In Oguejiofor v Osaka, gift was defined as an act whereby something is voluntarily transferred from the true possessor with full intention that the thing shall not return to the donor, and with the full intention on the part of the receiver to retain the thing entirely as his own without restoring it to the giver. The essential thing to consider is that the gift is complete when the donee has accepted it. If the condition is satisfied, the donor has no right to revoke the gift.
PARTIES TO A GIFT OF LAND
He is the entity that is obliged, without remuneration, free of charge, to transfer ownership of anything of his/her own, or any property right, to the other party called the Donee.

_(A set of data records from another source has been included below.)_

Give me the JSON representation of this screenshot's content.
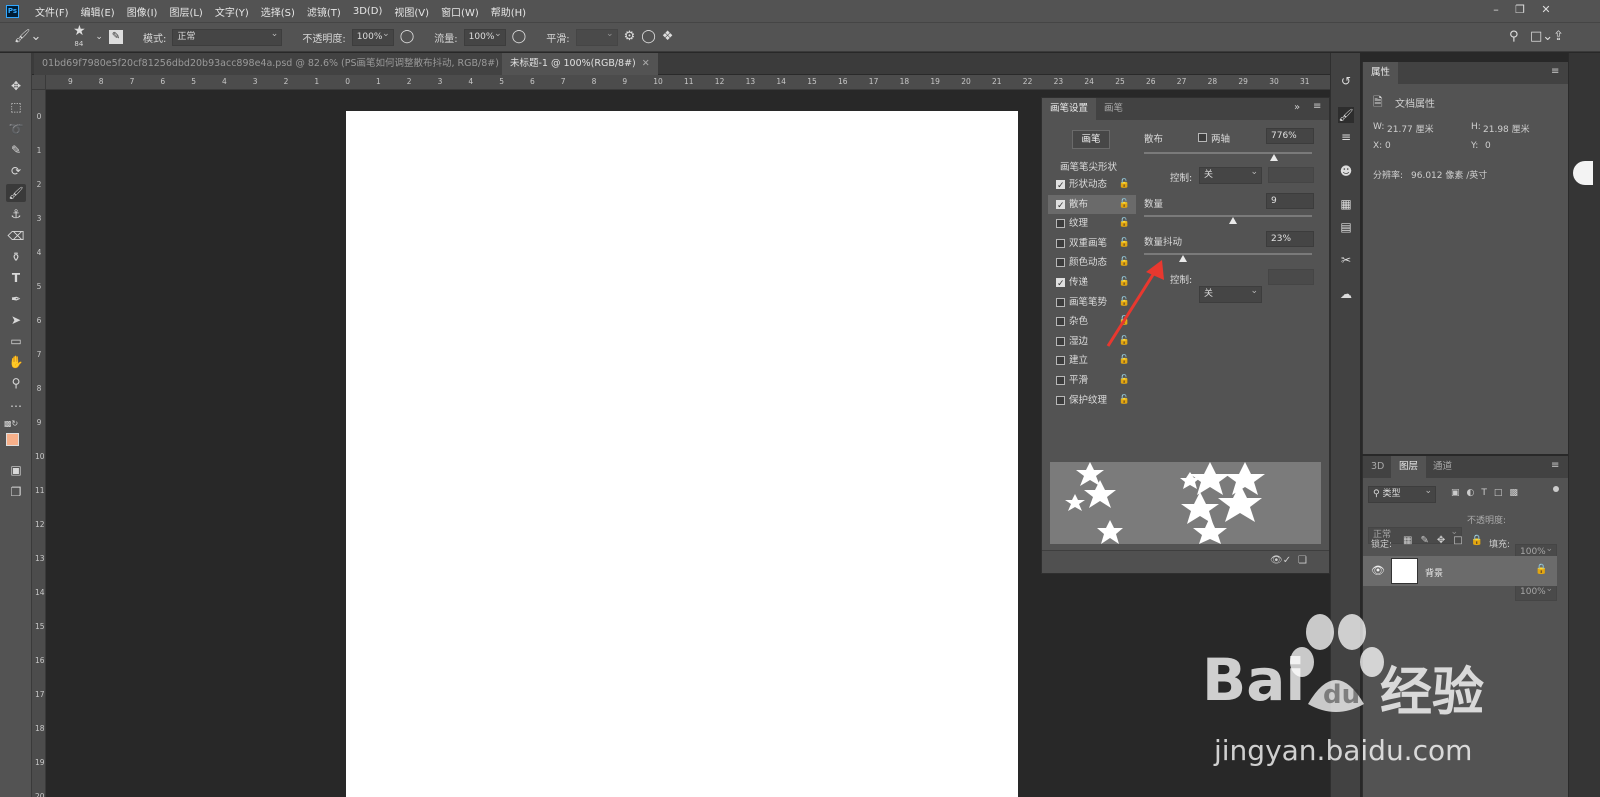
{
  "app": {
    "logo": "Ps"
  },
  "menu": [
    "文件(F)",
    "编辑(E)",
    "图像(I)",
    "图层(L)",
    "文字(Y)",
    "选择(S)",
    "滤镜(T)",
    "3D(D)",
    "视图(V)",
    "窗口(W)",
    "帮助(H)"
  ],
  "options": {
    "brush_size": "84",
    "mode_label": "模式:",
    "mode_value": "正常",
    "opacity_label": "不透明度:",
    "opacity_value": "100%",
    "flow_label": "流量:",
    "flow_value": "100%",
    "smooth_label": "平滑:"
  },
  "tabs": [
    {
      "label": "01bd69f7980e5f20cf81256dbd20b93acc898e4a.psd @ 82.6% (PS画笔如何调整散布抖动, RGB/8#) *",
      "active": false
    },
    {
      "label": "未标题-1 @ 100%(RGB/8#)",
      "active": true
    }
  ],
  "ruler": {
    "h": [
      "9",
      "8",
      "7",
      "6",
      "5",
      "4",
      "3",
      "2",
      "1",
      "0",
      "1",
      "2",
      "3",
      "4",
      "5",
      "6",
      "7",
      "8",
      "9",
      "10",
      "11",
      "12",
      "13",
      "14",
      "15",
      "16",
      "17",
      "18",
      "19",
      "20",
      "21",
      "22",
      "23",
      "24",
      "25",
      "26",
      "27",
      "28",
      "29",
      "30",
      "31"
    ],
    "v": [
      "0",
      "1",
      "2",
      "3",
      "4",
      "5",
      "6",
      "7",
      "8",
      "9",
      "10",
      "11",
      "12",
      "13",
      "14",
      "15",
      "16",
      "17",
      "18",
      "19",
      "20"
    ]
  },
  "brush_panel": {
    "tabs": [
      "画笔设置",
      "画笔"
    ],
    "brush_button": "画笔",
    "tip_shape": "画笔笔尖形状",
    "items": [
      {
        "label": "形状动态",
        "checked": true,
        "selected": false
      },
      {
        "label": "散布",
        "checked": true,
        "selected": true
      },
      {
        "label": "纹理",
        "checked": false,
        "selected": false
      },
      {
        "label": "双重画笔",
        "checked": false,
        "selected": false
      },
      {
        "label": "颜色动态",
        "checked": false,
        "selected": false
      },
      {
        "label": "传递",
        "checked": true,
        "selected": false
      },
      {
        "label": "画笔笔势",
        "checked": false,
        "selected": false
      },
      {
        "label": "杂色",
        "checked": false,
        "selected": false
      },
      {
        "label": "湿边",
        "checked": false,
        "selected": false
      },
      {
        "label": "建立",
        "checked": false,
        "selected": false
      },
      {
        "label": "平滑",
        "checked": false,
        "selected": false
      },
      {
        "label": "保护纹理",
        "checked": false,
        "selected": false
      }
    ],
    "scatter_label": "散布",
    "both_axes_label": "两轴",
    "scatter_value": "776%",
    "control_label": "控制:",
    "control_value": "关",
    "count_label": "数量",
    "count_value": "9",
    "count_jitter_label": "数量抖动",
    "count_jitter_value": "23%",
    "control2_label": "控制:",
    "control2_value": "关"
  },
  "properties": {
    "title": "属性",
    "doc_props": "文档属性",
    "w_label": "W:",
    "w_value": "21.77 厘米",
    "h_label": "H:",
    "h_value": "21.98 厘米",
    "x_label": "X:",
    "x_value": "0",
    "y_label": "Y:",
    "y_value": "0",
    "resolution_label": "分辨率:",
    "resolution_value": "96.012 像素 /英寸"
  },
  "layers": {
    "tabs": [
      "3D",
      "图层",
      "通道"
    ],
    "search_placeholder": "类型",
    "blend_mode": "正常",
    "opacity_label": "不透明度:",
    "opacity_value": "100%",
    "lock_label": "锁定:",
    "fill_label": "填充:",
    "fill_value": "100%",
    "layer_name": "背景"
  },
  "watermark": {
    "brand": "Bai",
    "du": "du",
    "cn": "经验",
    "url": "jingyan.baidu.com"
  },
  "colors": {
    "accent": "#31a8ff",
    "foreground_swatch": "#f7b08a",
    "arrow": "#e8382f"
  }
}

He may also be called the grantor. In the case of a Will, he is the testator.
He is the gift recipient and is the entity that takes free ownership of the designated property right, from the donor. He may also be called grantee and in the case of a Will be referred to as the beneficiary.
TYPES OF GIFT OF LAND
Gifts of land may be categorized based on nature, circumstance and purpose or intent for which it is made. For the purpose of this study, we shall be considering only three types;
GIFT INTER VIVOS
This refers to gift between two living persons. It takes effect while the donor is still alive. Once made and accepted by the donee, the subject matter of the gift ceases to belong to the donor. The donor also cannot revoke such gift.

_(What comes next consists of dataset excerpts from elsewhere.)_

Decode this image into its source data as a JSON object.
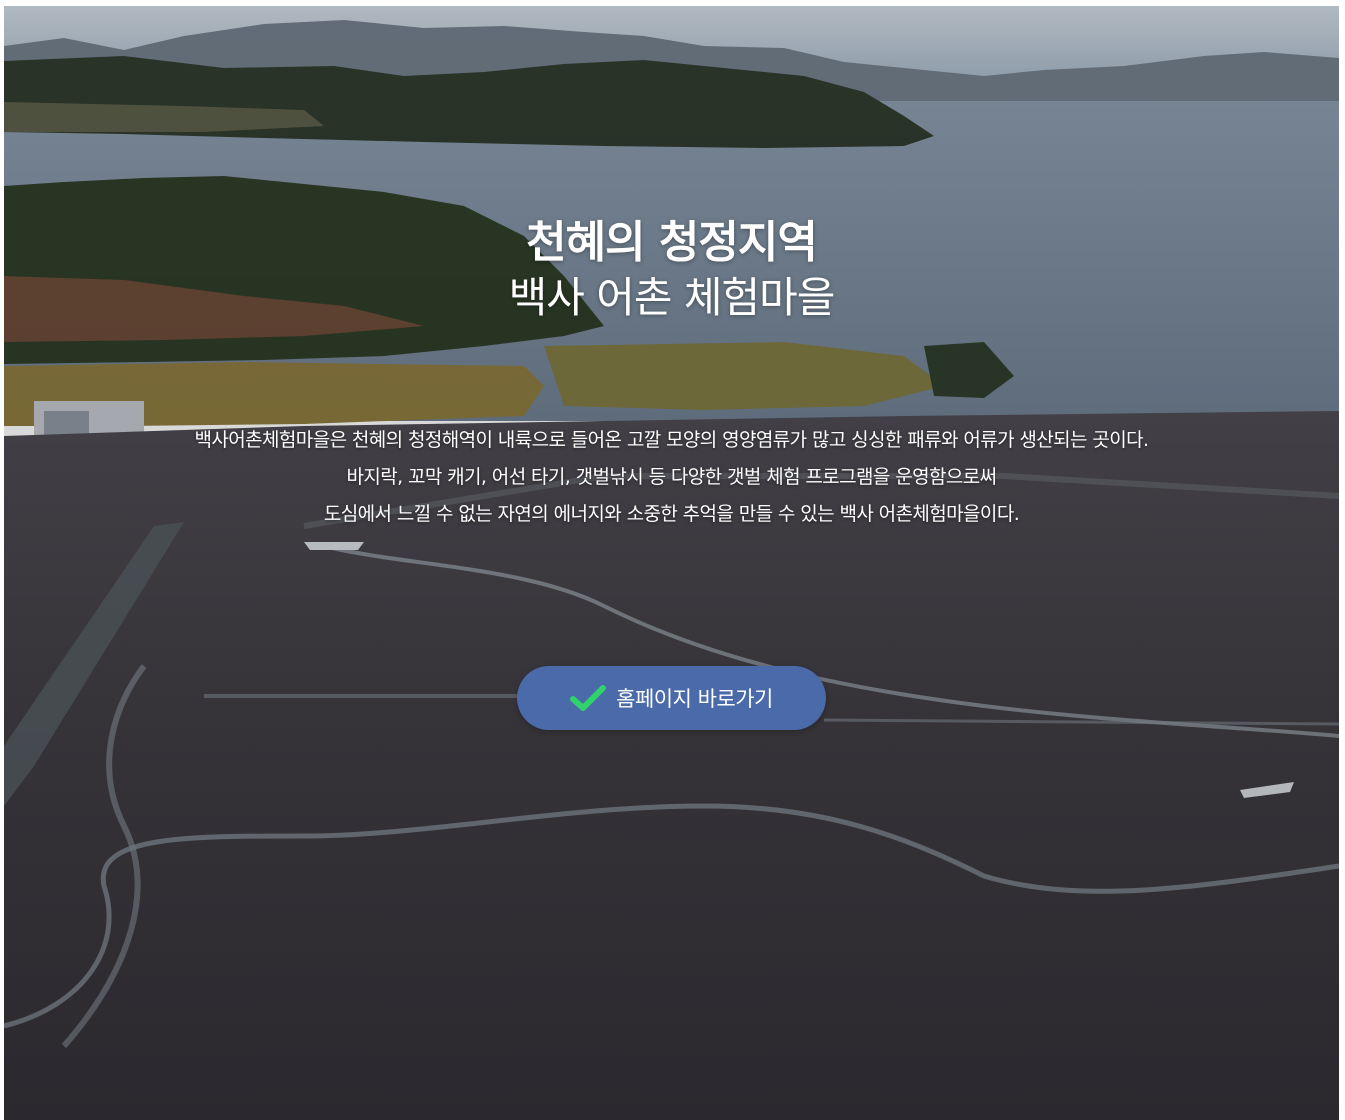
{
  "hero": {
    "title_line1": "천혜의 청정지역",
    "title_line2": "백사 어촌 체험마을",
    "description_lines": [
      "백사어촌체험마을은 천혜의 청정해역이 내륙으로 들어온 고깔 모양의 영양염류가 많고 싱싱한 패류와 어류가 생산되는 곳이다.",
      "바지락, 꼬막 캐기, 어선 타기, 갯벌낚시 등 다양한 갯벌 체험 프로그램을 운영함으로써",
      "도심에서 느낄 수 없는 자연의 에너지와 소중한 추억을 만들 수 있는 백사 어촌체험마을이다."
    ],
    "cta": {
      "label": "홈페이지 바로가기",
      "icon": "check-icon",
      "icon_color": "#2fd26b",
      "background": "#4a6aaa"
    }
  }
}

TESTAMENTARY GIFT (DONATIO MORTIS CAUSA)
This is a gift made in contemplation of death. Under Customary, it is usually in the form of a nuncupative will and is called death-bed declaration. It takes effect when the donor dies
In the case of Dashe & ors v Jatau & ors, a class gift was defined as a gift to a group of persons, uncertain in number at the time of the gift but to be ascertained in the future time, who is to take a definite proportion, the share of each being dependent on the ultimate number in the group.
WHETHER A DOCUMENTARY EVIDENCE IN CUSTOMARY TRANSACTION IS A SINE QUA NON OF NATIVE LAW.

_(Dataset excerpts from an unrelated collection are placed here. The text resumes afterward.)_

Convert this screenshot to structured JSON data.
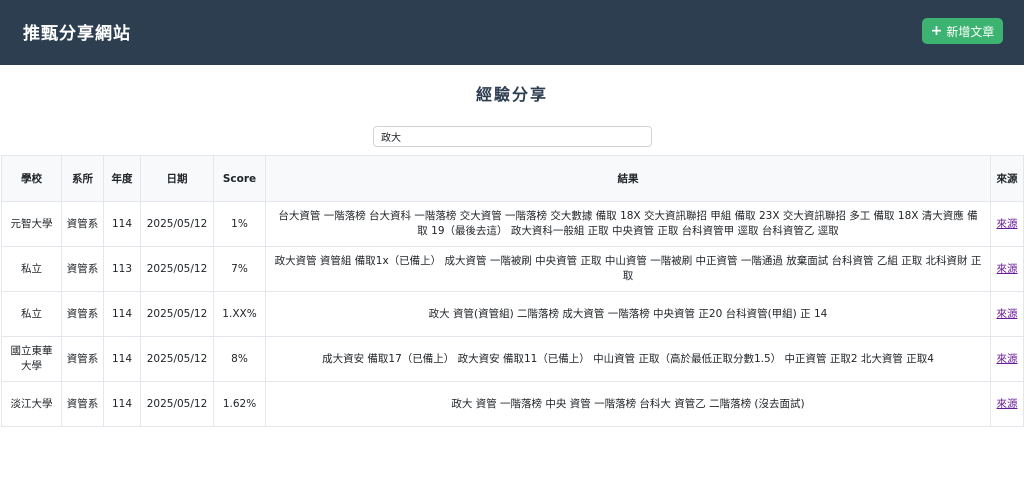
{
  "navbar": {
    "brand": "推甄分享網站",
    "add_button_icon": "plus-icon",
    "add_button_label": "新增文章"
  },
  "page": {
    "title": "經驗分享"
  },
  "search": {
    "value": "政大",
    "placeholder": ""
  },
  "table": {
    "headers": [
      "學校",
      "系所",
      "年度",
      "日期",
      "Score",
      "結果",
      "來源"
    ],
    "rows": [
      {
        "school": "元智大學",
        "dept": "資管系",
        "year": "114",
        "date": "2025/05/12",
        "score": "1%",
        "result": "台大資管 一階落榜 台大資科 一階落榜 交大資管 一階落榜 交大數據 備取 18X 交大資訊聯招 甲組 備取 23X 交大資訊聯招 多工 備取 18X 清大資應 備取 19（最後去這） 政大資科一般組 正取 中央資管 正取 台科資管甲 逕取 台科資管乙 逕取",
        "source": "來源"
      },
      {
        "school": "私立",
        "dept": "資管系",
        "year": "113",
        "date": "2025/05/12",
        "score": "7%",
        "result": "政大資管 資管組 備取1x（已備上） 成大資管 一階被刷 中央資管 正取 中山資管 一階被刷 中正資管 一階通過 放棄面試 台科資管 乙組 正取 北科資財 正取",
        "source": "來源"
      },
      {
        "school": "私立",
        "dept": "資管系",
        "year": "114",
        "date": "2025/05/12",
        "score": "1.XX%",
        "result": "政大 資管(資管組) 二階落榜 成大資管 一階落榜 中央資管 正20 台科資管(甲組) 正 14",
        "source": "來源"
      },
      {
        "school": "國立東華大學",
        "dept": "資管系",
        "year": "114",
        "date": "2025/05/12",
        "score": "8%",
        "result": "成大資安 備取17（已備上） 政大資安 備取11（已備上） 中山資管 正取（高於最低正取分數1.5） 中正資管 正取2 北大資管 正取4",
        "source": "來源"
      },
      {
        "school": "淡江大學",
        "dept": "資管系",
        "year": "114",
        "date": "2025/05/12",
        "score": "1.62%",
        "result": "政大 資管 一階落榜 中央 資管 一階落榜 台科大 資管乙 二階落榜 (沒去面試)",
        "source": "來源"
      }
    ]
  }
}
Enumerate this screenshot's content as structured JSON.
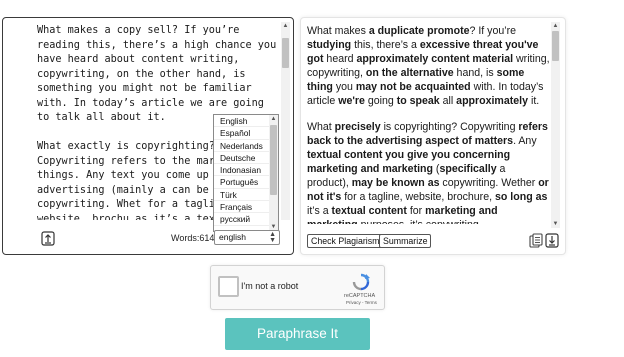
{
  "input": {
    "paragraphs": [
      "What makes a copy sell? If you’re reading this, there’s a high chance you have heard about content writing, copywriting, on the other hand, is something you might not be familiar with. In today’s article we are going to talk all about it.",
      "What exactly is copyrighting? Copywriting refers to the marke of things. Any text you come up regarding advertising (mainly a can be called copywriting. Whet for a tagline, website, brochu as it’s a text for advertising it’s copywriting."
    ],
    "word_count": "Words:614",
    "language_selected": "english",
    "language_options": [
      "English",
      "Español",
      "Nederlands",
      "Deutsche",
      "Indonasian",
      "Português",
      "Türk",
      "Français",
      "русский"
    ]
  },
  "output": {
    "paragraphs": [
      [
        {
          "t": "What makes "
        },
        {
          "t": "a duplicate promote",
          "b": true
        },
        {
          "t": "? If you’re "
        },
        {
          "t": "studying",
          "b": true
        },
        {
          "t": " this, there’s a "
        },
        {
          "t": "excessive threat you've got",
          "b": true
        },
        {
          "t": " heard "
        },
        {
          "t": "approximately content material",
          "b": true
        },
        {
          "t": " writing, copywriting, "
        },
        {
          "t": "on the alternative",
          "b": true
        },
        {
          "t": " hand, is "
        },
        {
          "t": "some thing",
          "b": true
        },
        {
          "t": " you "
        },
        {
          "t": "may not be acquainted",
          "b": true
        },
        {
          "t": " with. In today’s article "
        },
        {
          "t": "we're",
          "b": true
        },
        {
          "t": " going "
        },
        {
          "t": "to speak",
          "b": true
        },
        {
          "t": " all "
        },
        {
          "t": "approximately",
          "b": true
        },
        {
          "t": " it."
        }
      ],
      [
        {
          "t": "What "
        },
        {
          "t": "precisely",
          "b": true
        },
        {
          "t": " is copyrighting? Copywriting "
        },
        {
          "t": "refers back to the advertising aspect of matters",
          "b": true
        },
        {
          "t": ". Any "
        },
        {
          "t": "textual content you",
          "b": true
        },
        {
          "t": " "
        },
        {
          "t": "give you concerning marketing and marketing",
          "b": true
        },
        {
          "t": " ("
        },
        {
          "t": "specifically",
          "b": true
        },
        {
          "t": " a product), "
        },
        {
          "t": "may be known as",
          "b": true
        },
        {
          "t": " copywriting. Wether "
        },
        {
          "t": "or not it's",
          "b": true
        },
        {
          "t": " for a tagline, website, brochure, "
        },
        {
          "t": "so long as",
          "b": true
        },
        {
          "t": " it’s a "
        },
        {
          "t": "textual content",
          "b": true
        },
        {
          "t": " for "
        },
        {
          "t": "marketing and marketing",
          "b": true
        },
        {
          "t": " purposes, it’s copywriting."
        }
      ]
    ],
    "check_plagiarism_label": "Check Plagiarism",
    "summarize_label": "Summarize"
  },
  "captcha": {
    "label": "I'm not a robot",
    "brand": "reCAPTCHA",
    "terms": "Privacy - Terms"
  },
  "paraphrase_button": "Paraphrase It",
  "colors": {
    "accent": "#5bc3be",
    "border_dark": "#3a3a3a"
  }
}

A gift of land under customary law requires no form. The elementary principle of law is that it is not a requirement under native law and custom, to be issued with a document or grant or presentation of a gift of land. In Kwari v Rago, it was held per Salami JCA thatthe customary gift of land is an incidence of native law and custom to which writing was strange. Thus a documentary evidence in customary transaction though desirable is not a sine qua non of a native law and custom. However, it is important that there is sufficient evidence to prove the gift, thus it is required that in lieu of writing that there is actual handing over of the land in the presence of witnesses.
ELEMENTS OF A VALID GIFT OF LAND UNDER CUSTOMARY LAW.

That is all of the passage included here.